Kingfisher says profits will survive the impact of the winter’s big freeze

B&Q owner Kingfisher said it had defied the big freeze in posting better-than-expected results for January.

The company said it had kept a lid on costs and profits would be “slightly ahead” of the £540m for the year to 30 January pencilled in by city analysts

Like-for-like sales for the final quarter at B&Q had been “slightly up” but snow storms meant sales were down 3.5 per cent in the 13 weeks to 30 January.

B&Q previously benefited from a 5.7 per cent rise in like-for-like sales during the quarter to 31 October with higher sales of “big ticket” items and renewed DIY interest as customers opted to “improve, not move”.

Despite the sales fall, B&Q’s margins were boosted by fewer price cuts, supply chain savings and stronger sales of higher-margin goods.

Chief executive Ian Cheshire said underlying sales trends remained “relatively resilient” over the period although the UK and Poland were worst-hit by the poor weather.
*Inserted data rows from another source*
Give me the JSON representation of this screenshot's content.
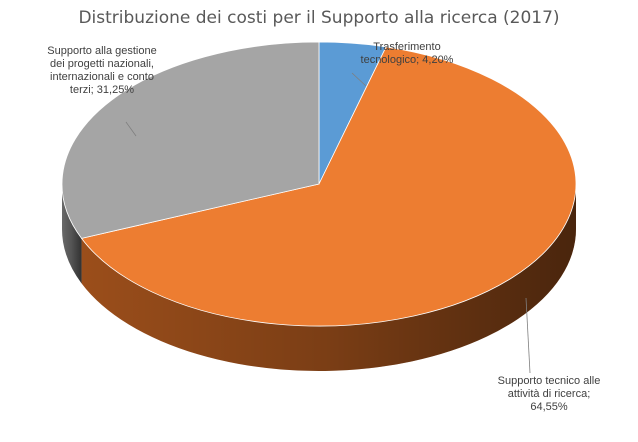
{
  "chart_data": {
    "type": "pie",
    "title": "Distribuzione dei costi per il Supporto alla ricerca (2017)",
    "slices": [
      {
        "label": "Trasferimento tecnologico",
        "value": 4.2,
        "display": "4,20%",
        "color": "#5b9bd5",
        "side_color": "#3a6fa0"
      },
      {
        "label": "Supporto tecnico alle attività di ricerca",
        "value": 64.55,
        "display": "64,55%",
        "color": "#ed7d31",
        "side_color": "#a3521c"
      },
      {
        "label": "Supporto alla gestione dei progetti nazionali, internazionali e conto terzi",
        "value": 31.25,
        "display": "31,25%",
        "color": "#a5a5a5",
        "side_color": "#6e6e6e"
      }
    ],
    "data_labels": [
      {
        "lines": [
          "Trasferimento",
          "tecnologico; 4,20%"
        ]
      },
      {
        "lines": [
          "Supporto tecnico alle",
          "attività di ricerca;",
          "64,55%"
        ]
      },
      {
        "lines": [
          "Supporto alla gestione",
          "dei progetti nazionali,",
          "internazionali e conto",
          "terzi; 31,25%"
        ]
      }
    ],
    "legend": "none"
  }
}
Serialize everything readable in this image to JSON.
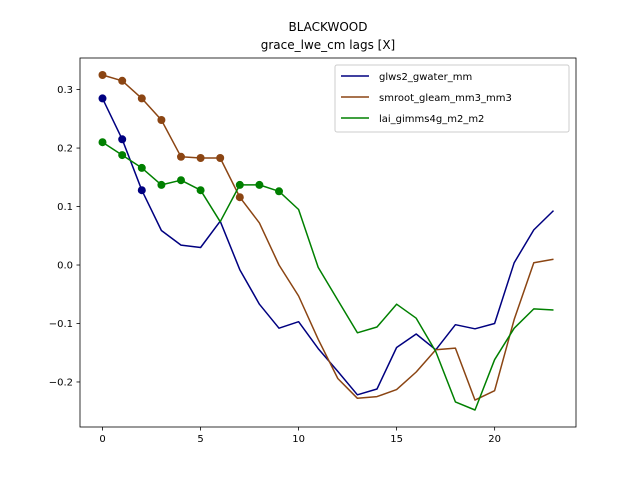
{
  "chart_data": {
    "type": "line",
    "title": "BLACKWOOD",
    "subtitle": "grace_lwe_cm lags [X]",
    "xlabel": "",
    "ylabel": "",
    "xlim": [
      -1.15,
      24.15
    ],
    "ylim": [
      -0.277,
      0.354
    ],
    "xticks": [
      0,
      5,
      10,
      15,
      20
    ],
    "yticks": [
      -0.2,
      -0.1,
      0.0,
      0.1,
      0.2,
      0.3
    ],
    "ytick_labels": [
      "−0.2",
      "−0.1",
      "0.0",
      "0.1",
      "0.2",
      "0.3"
    ],
    "grid": false,
    "legend_position": "top-right",
    "x": [
      0,
      1,
      2,
      3,
      4,
      5,
      6,
      7,
      8,
      9,
      10,
      11,
      12,
      13,
      14,
      15,
      16,
      17,
      18,
      19,
      20,
      21,
      22,
      23
    ],
    "series": [
      {
        "name": "glws2_gwater_mm",
        "color": "#000080",
        "values": [
          0.285,
          0.215,
          0.128,
          0.059,
          0.034,
          0.03,
          0.075,
          -0.008,
          -0.067,
          -0.108,
          -0.097,
          -0.143,
          -0.182,
          -0.222,
          -0.212,
          -0.141,
          -0.118,
          -0.145,
          -0.102,
          -0.109,
          -0.1,
          0.004,
          0.06,
          0.093
        ],
        "markers": [
          0,
          1,
          2
        ]
      },
      {
        "name": "smroot_gleam_mm3_mm3",
        "color": "#8B4513",
        "values": [
          0.325,
          0.315,
          0.285,
          0.248,
          0.185,
          0.183,
          0.183,
          0.116,
          0.072,
          0.0,
          -0.053,
          -0.127,
          -0.194,
          -0.228,
          -0.225,
          -0.213,
          -0.183,
          -0.145,
          -0.142,
          -0.231,
          -0.215,
          -0.093,
          0.004,
          0.01
        ],
        "markers": [
          0,
          1,
          2,
          3,
          4,
          5,
          6,
          7
        ]
      },
      {
        "name": "lai_gimms4g_m2_m2",
        "color": "#008000",
        "values": [
          0.21,
          0.188,
          0.166,
          0.137,
          0.145,
          0.128,
          0.074,
          0.137,
          0.137,
          0.126,
          0.095,
          -0.004,
          -0.06,
          -0.116,
          -0.106,
          -0.067,
          -0.091,
          -0.148,
          -0.234,
          -0.248,
          -0.162,
          -0.108,
          -0.075,
          -0.077
        ],
        "markers": [
          0,
          1,
          2,
          3,
          4,
          5,
          7,
          8,
          9
        ]
      }
    ]
  }
}
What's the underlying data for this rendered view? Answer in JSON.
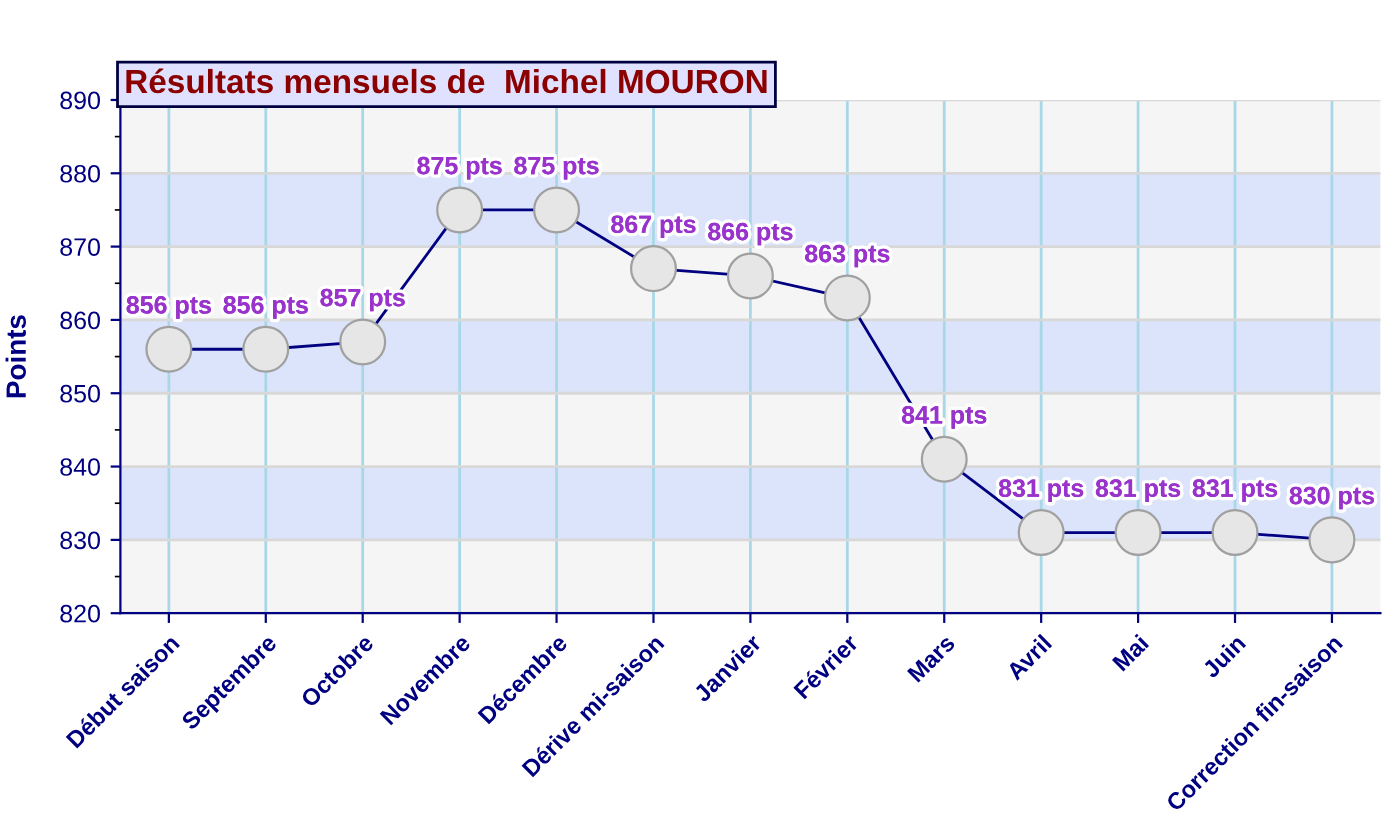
{
  "chart_data": {
    "type": "line",
    "title": "Résultats mensuels de  Michel MOURON",
    "ylabel": "Points",
    "categories": [
      "Début saison",
      "Septembre",
      "Octobre",
      "Novembre",
      "Décembre",
      "Dérive mi-saison",
      "Janvier",
      "Février",
      "Mars",
      "Avril",
      "Mai",
      "Juin",
      "Correction fin-saison"
    ],
    "series": [
      {
        "color": "#000080",
        "values": [
          856,
          856,
          857,
          875,
          875,
          867,
          866,
          863,
          841,
          831,
          831,
          831,
          830
        ],
        "value_labels": [
          "856 pts",
          "856 pts",
          "857 pts",
          "875 pts",
          "875 pts",
          "867 pts",
          "866 pts",
          "863 pts",
          "841 pts",
          "831 pts",
          "831 pts",
          "831 pts",
          "830 pts"
        ]
      }
    ],
    "ylim": [
      820,
      890
    ],
    "yticks": [
      820,
      830,
      840,
      850,
      860,
      870,
      880,
      890
    ],
    "grid": true,
    "marker": "circle",
    "line_style": "solid",
    "bands": [
      {
        "axis": "y",
        "from": 830,
        "to": 840,
        "color": "#dbe4fb"
      },
      {
        "axis": "y",
        "from": 850,
        "to": 860,
        "color": "#dbe4fb"
      },
      {
        "axis": "y",
        "from": 870,
        "to": 880,
        "color": "#dbe4fb"
      }
    ]
  }
}
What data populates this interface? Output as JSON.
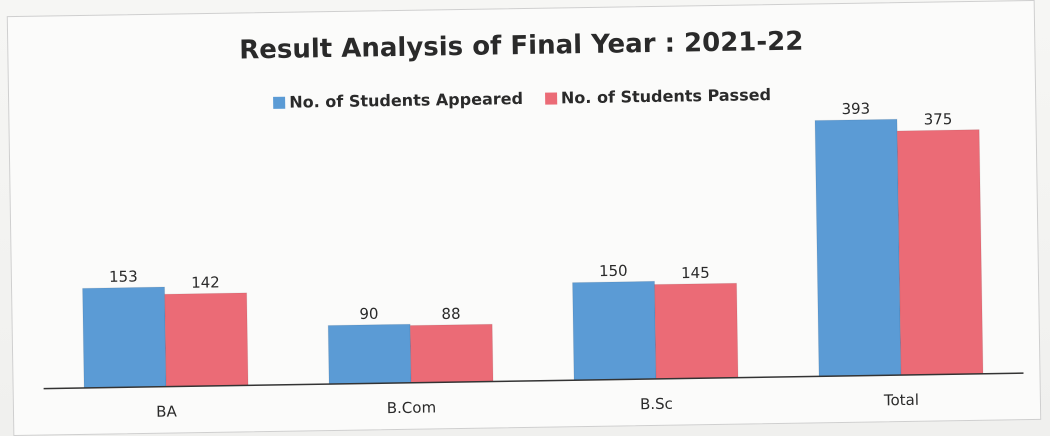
{
  "colors": {
    "appeared": "#5b9bd5",
    "passed": "#eb6b76",
    "axis": "#333333",
    "text": "#2a2a2a"
  },
  "chart_data": {
    "type": "bar",
    "title": "Result Analysis of Final Year : 2021-22",
    "categories": [
      "BA",
      "B.Com",
      "B.Sc",
      "Total"
    ],
    "series": [
      {
        "name": "No. of Students Appeared",
        "values": [
          153,
          90,
          150,
          393
        ]
      },
      {
        "name": "No. of Students Passed",
        "values": [
          142,
          88,
          145,
          375
        ]
      }
    ],
    "ylim": [
      0,
      430
    ],
    "grid": false,
    "legend_position": "top-center",
    "data_labels": true
  }
}
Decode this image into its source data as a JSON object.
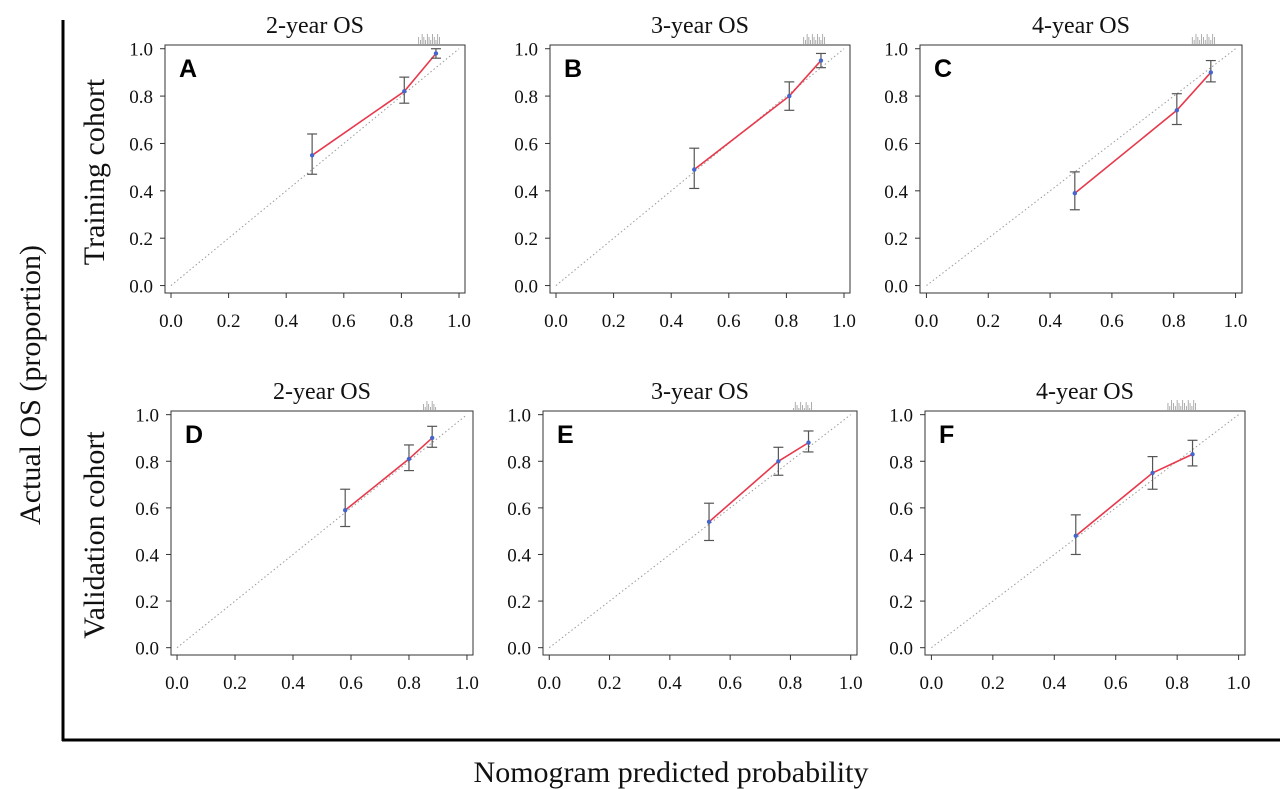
{
  "figure": {
    "y_label": "Actual OS (proportion)",
    "x_label": "Nomogram predicted probability",
    "row_labels": [
      "Training cohort",
      "Validation cohort"
    ],
    "colors": {
      "calibration_line": "#e8384b",
      "error_bar": "#555555",
      "diagonal": "#9a9a9a",
      "axis": "#333333"
    }
  },
  "chart_data": [
    {
      "type": "line",
      "panel": "A",
      "title": "2-year OS",
      "xlim": [
        0,
        1
      ],
      "ylim": [
        0,
        1
      ],
      "ticks": [
        "0.0",
        "0.2",
        "0.4",
        "0.6",
        "0.8",
        "1.0"
      ],
      "reference_line": "ideal diagonal",
      "points": [
        {
          "x": 0.49,
          "y": 0.55,
          "lo": 0.47,
          "hi": 0.64
        },
        {
          "x": 0.81,
          "y": 0.82,
          "lo": 0.77,
          "hi": 0.88
        },
        {
          "x": 0.92,
          "y": 0.98,
          "lo": 0.96,
          "hi": 1.0
        }
      ]
    },
    {
      "type": "line",
      "panel": "B",
      "title": "3-year OS",
      "xlim": [
        0,
        1
      ],
      "ylim": [
        0,
        1
      ],
      "ticks": [
        "0.0",
        "0.2",
        "0.4",
        "0.6",
        "0.8",
        "1.0"
      ],
      "reference_line": "ideal diagonal",
      "points": [
        {
          "x": 0.48,
          "y": 0.49,
          "lo": 0.41,
          "hi": 0.58
        },
        {
          "x": 0.81,
          "y": 0.8,
          "lo": 0.74,
          "hi": 0.86
        },
        {
          "x": 0.92,
          "y": 0.95,
          "lo": 0.92,
          "hi": 0.98
        }
      ]
    },
    {
      "type": "line",
      "panel": "C",
      "title": "4-year OS",
      "xlim": [
        0,
        1
      ],
      "ylim": [
        0,
        1
      ],
      "ticks": [
        "0.0",
        "0.2",
        "0.4",
        "0.6",
        "0.8",
        "1.0"
      ],
      "reference_line": "ideal diagonal",
      "points": [
        {
          "x": 0.48,
          "y": 0.39,
          "lo": 0.32,
          "hi": 0.48
        },
        {
          "x": 0.81,
          "y": 0.74,
          "lo": 0.68,
          "hi": 0.81
        },
        {
          "x": 0.92,
          "y": 0.9,
          "lo": 0.86,
          "hi": 0.95
        }
      ]
    },
    {
      "type": "line",
      "panel": "D",
      "title": "2-year OS",
      "xlim": [
        0,
        1
      ],
      "ylim": [
        0,
        1
      ],
      "ticks": [
        "0.0",
        "0.2",
        "0.4",
        "0.6",
        "0.8",
        "1.0"
      ],
      "reference_line": "ideal diagonal",
      "points": [
        {
          "x": 0.58,
          "y": 0.59,
          "lo": 0.52,
          "hi": 0.68
        },
        {
          "x": 0.8,
          "y": 0.81,
          "lo": 0.76,
          "hi": 0.87
        },
        {
          "x": 0.88,
          "y": 0.9,
          "lo": 0.86,
          "hi": 0.95
        }
      ]
    },
    {
      "type": "line",
      "panel": "E",
      "title": "3-year OS",
      "xlim": [
        0,
        1
      ],
      "ylim": [
        0,
        1
      ],
      "ticks": [
        "0.0",
        "0.2",
        "0.4",
        "0.6",
        "0.8",
        "1.0"
      ],
      "reference_line": "ideal diagonal",
      "points": [
        {
          "x": 0.53,
          "y": 0.54,
          "lo": 0.46,
          "hi": 0.62
        },
        {
          "x": 0.76,
          "y": 0.8,
          "lo": 0.74,
          "hi": 0.86
        },
        {
          "x": 0.86,
          "y": 0.88,
          "lo": 0.84,
          "hi": 0.93
        }
      ]
    },
    {
      "type": "line",
      "panel": "F",
      "title": "4-year OS",
      "xlim": [
        0,
        1
      ],
      "ylim": [
        0,
        1
      ],
      "ticks": [
        "0.0",
        "0.2",
        "0.4",
        "0.6",
        "0.8",
        "1.0"
      ],
      "reference_line": "ideal diagonal",
      "points": [
        {
          "x": 0.47,
          "y": 0.48,
          "lo": 0.4,
          "hi": 0.57
        },
        {
          "x": 0.72,
          "y": 0.75,
          "lo": 0.68,
          "hi": 0.82
        },
        {
          "x": 0.85,
          "y": 0.83,
          "lo": 0.78,
          "hi": 0.89
        }
      ]
    }
  ]
}
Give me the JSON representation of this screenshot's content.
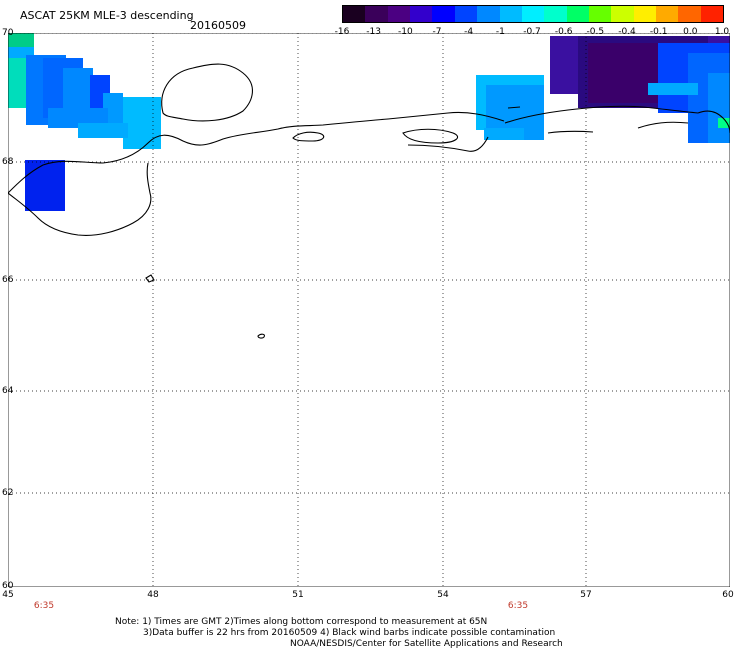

Analysts at Credit Suisse said of the result: “While investors have been fairly unforgiving on companies reporting weak sales even if accompanied by good margin performance we believe that Kingfisher should be treated more sympathetically given the progress it has made in 2009/10 and that it has now reached a position where it can develop and reveal its medium term strategy from a position of relative strength.”

Comparative sales across the overall group were down three per cent for the quarter, as Kingfisher also registered a 4.6 per cent like-for-like sales decline in France. For the year as a whole, Kingfisher registered total sales of £10.5bn.